Landmark UN climate report- 'code red for humanity'

The world's leading climate scientists on Monday delivered their starkest warning yet about the deepening climate emergency, with some of the changes already set in motion thought to be "irreversible" for centuries to come.

A highly anticipated report by the U.N.'s climate panel warns that limiting global warming to close to 1.5 degrees Celsius or even 2 degrees Celsius above pre-industrial levels "will be beyond reach" in the next two decades without immediate, rapid and large-scale reductions in greenhouse gas emissions. To be sure, the 1.5 degrees Celsius threshold is a crucial global target because beyond this level, so-called tipping points become more likely.
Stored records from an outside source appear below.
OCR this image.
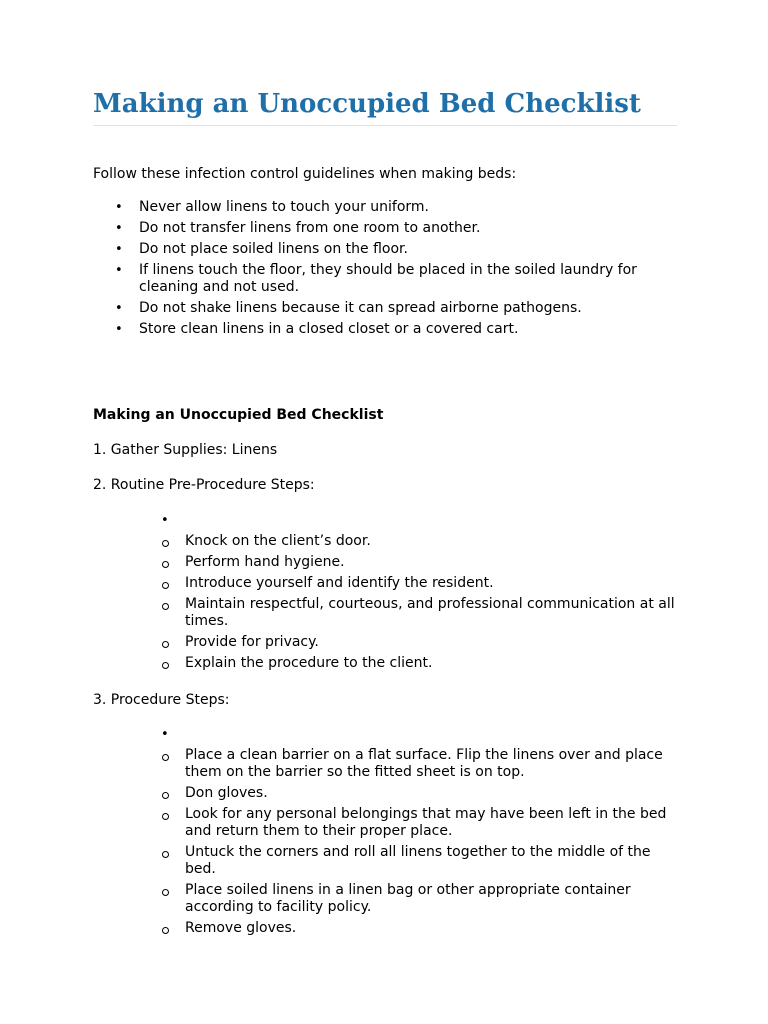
Making an Unoccupied Bed Checklist

Follow these infection control guidelines when making beds:

• Never allow linens to touch your uniform.
• Do not transfer linens from one room to another.
• Do not place soiled linens on the floor.
• If linens touch the floor, they should be placed in the soiled laundry for cleaning and not used.
• Do not shake linens because it can spread airborne pathogens.
• Store clean linens in a closed closet or a covered cart.

Making an Unoccupied Bed Checklist

1. Gather Supplies: Linens

2. Routine Pre-Procedure Steps:

•
Knock on the client’s door.
Perform hand hygiene.
Introduce yourself and identify the resident.
Maintain respectful, courteous, and professional communication at all times.
Provide for privacy.
Explain the procedure to the client.

3. Procedure Steps:

•
Place a clean barrier on a flat surface. Flip the linens over and place them on the barrier so the fitted sheet is on top.
Don gloves.
Look for any personal belongings that may have been left in the bed and return them to their proper place.
Untuck the corners and roll all linens together to the middle of the bed.
Place soiled linens in a linen bag or other appropriate container according to facility policy.
Remove gloves.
Tipping points refer to an irreversible change in the climate system, locking in further global heating.

At 2 degrees Celsius of global warming, the report says heat extremes would often reach critical tolerance thresholds for agriculture and health.

U.N. Secretary-General, António Guterres described the report as "a code red for humanity."

"The alarm bells are deafening, and the evidence is irrefutable: greenhouse gas emissions from fossil fuel burning and deforestation are choking our planet and putting billions of people at immediate risk," Guterres said.

The Intergovernmental Panel on Climate Change's latest findings, approved by 195 member states on Friday, deals with the physical science basis of climate change and outline how humans are altering the planet. It is the first installment of four reports released under the IPCC's current assessment cycle, with subsequent reports scheduled to be published next year.

The first part of the IPCC's Sixth Assessment Report provides world leaders with a gold standard summation of modern climate science ahead of U.N. climate talks, known as COP26, in early November.

Reacting to the report's publication, U.S. Special Presidential Envoy for Climate, John Kerry said the report underscored the "overwhelming urgency of this moment." U.K. Prime Minister Boris Johnson said he hoped it could be a "wake-up call" for global leaders ahead of COP26.

Swedish climate activist Greta Thunberg said the report contained no real surprises. "We can still avoid the worst consequences, but not if we continue like today, and not without treating the crisis like a crisis."